= Ecuador Communication Law =

The Ecuadorian Communication Law, also called the "organic" communication law, was implemented on June 14, 2013. According to the president of Ecuador Rafael Correa, the law's purpose is to democratize the media "strengthen freedom of expression and promote 'a good press'" in the country. The communication law consists of 109 articles. These articles are organized under five different categories.

==Titles/Categories==
Title I has all the articles that deal with the general dispositions or guidelines that communication mediums must follow.

Title II deals with the normative rules for audiovisual communication.

Title III includes the basic norms for regulating the audio visual communication market.

Title IV is concerned with services from public audiovisual lenders.

Title V addresses the state council of audiovisual communication.

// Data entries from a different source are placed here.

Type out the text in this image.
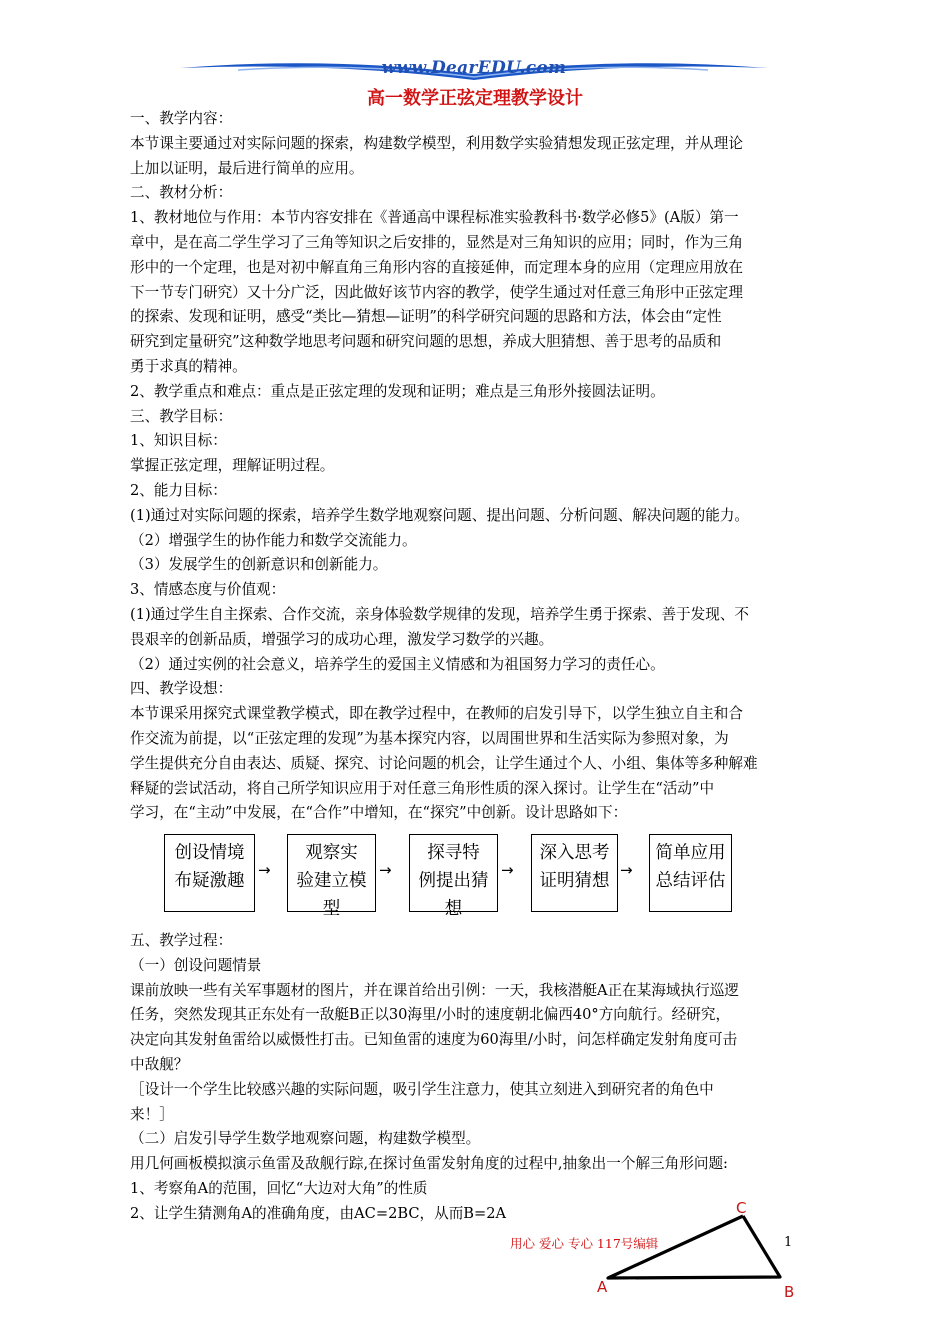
www.DearEDU.com
高一数学正弦定理教学设计
一、教学内容：
本节课主要通过对实际问题的探索，构建数学模型，利用数学实验猜想发现正弦定理，并从理论
上加以证明，最后进行简单的应用。
二、教材分析：
1、教材地位与作用：本节内容安排在《普通高中课程标准实验教科书·数学必修5》(A版）第一
章中，是在高二学生学习了三角等知识之后安排的，显然是对三角知识的应用；同时，作为三角
形中的一个定理，也是对初中解直角三角形内容的直接延伸，而定理本身的应用（定理应用放在
下一节专门研究）又十分广泛，因此做好该节内容的教学，使学生通过对任意三角形中正弦定理
的探索、发现和证明，感受“类比—猜想—证明”的科学研究问题的思路和方法，体会由“定性
研究到定量研究”这种数学地思考问题和研究问题的思想，养成大胆猜想、善于思考的品质和
勇于求真的精神。
2、教学重点和难点：重点是正弦定理的发现和证明；难点是三角形外接圆法证明。
三、教学目标：
1、知识目标：
掌握正弦定理，理解证明过程。
2、能力目标：
(1)通过对实际问题的探索，培养学生数学地观察问题、提出问题、分析问题、解决问题的能力。
（2）增强学生的协作能力和数学交流能力。
（3）发展学生的创新意识和创新能力。
3、情感态度与价值观：
(1)通过学生自主探索、合作交流，亲身体验数学规律的发现，培养学生勇于探索、善于发现、不
畏艰辛的创新品质，增强学习的成功心理，激发学习数学的兴趣。
（2）通过实例的社会意义，培养学生的爱国主义情感和为祖国努力学习的责任心。
四、教学设想：
本节课采用探究式课堂教学模式，即在教学过程中，在教师的启发引导下，以学生独立自主和合
作交流为前提，以“正弦定理的发现”为基本探究内容，以周围世界和生活实际为参照对象，为
学生提供充分自由表达、质疑、探究、讨论问题的机会，让学生通过个人、小组、集体等多种解难
释疑的尝试活动，将自己所学知识应用于对任意三角形性质的深入探讨。让学生在“活动”中
学习，在“主动”中发展，在“合作”中增知，在“探究”中创新。设计思路如下：
创设情境
布疑激趣
→
观察实
验建立模
型
→
探寻特
例提出猜
想
→
深入思考
证明猜想
→
简单应用
总结评估
五、教学过程：
（一）创设问题情景
课前放映一些有关军事题材的图片，并在课首给出引例：一天，我核潜艇A正在某海域执行巡逻
任务，突然发现其正东处有一敌艇B正以30海里/小时的速度朝北偏西40°方向航行。经研究，
决定向其发射鱼雷给以威慑性打击。已知鱼雷的速度为60海里/小时，问怎样确定发射角度可击
中敌舰？
［设计一个学生比较感兴趣的实际问题，吸引学生注意力，使其立刻进入到研究者的角色中
来！］
（二）启发引导学生数学地观察问题，构建数学模型。
用几何画板模拟演示鱼雷及敌舰行踪,在探讨鱼雷发射角度的过程中,抽象出一个解三角形问题:
1、考察角A的范围，回忆“大边对大角”的性质
2、让学生猜测角A的准确角度，由AC=2BC，从而B=2A	C
A	B
用心 爱心 专心 117号编辑	1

Title VI is the basic sanctioning regiment.

==Background==
In September 2010, a crisis arising from pay disputes with the police resulted in president Rafael Correa being held captive at a police hospital. Correa was freed following clashes occurred between rebellious police forces and loyal army and police forces at the hospital. The following February, Emilio Palacio, a journalist for El Universo, wrote a column about the events that called Correa a dictator and said the president should be criminally charged for ordering soldiers to fire on a hospital full of civilians. As a result, Correa sued Palacio along with the owners of the newspaper El Universo for libel. Correa sued the independent newspaper for defamation and demanded 80 million dollars in reparation, with a three-year jail sentence to be issued to Palacio and owners. Correa ended withdrawing his lawsuit against these individuals; however, he did want to change the law for the future.

==Law Passed==
In order to avoid a repetition of the El Universo case, Correa passed a communication law on June 14, 2013. Article 26 of the law limits periodical information gathering if the intent is to defame someone of political standing, or a citizen. Communicators' rights are also altered; sources used for claims do not guarantee the safety of journalists if they conflict with the law. Private communication channels and radio now have to dedicate approximately a third of their airing time towards public transmission. The other two thirds of transmission is for the private and public sector communities.

==Criticism==
The communication law has received much criticism, with claims that the law is inefficient and limiting in regards to freedom of speech. The Colombian Association of Newspapers and Informative Media (Andiarios) called the document "the final stab" against freedom of expression in the country. Frank La Rue, the United Nations' Special Rapporteur on freedom of expression, said that the law needs to be re-analyzed further and sent back to the Republic's Congress so it can be discussed more broadly before its approval.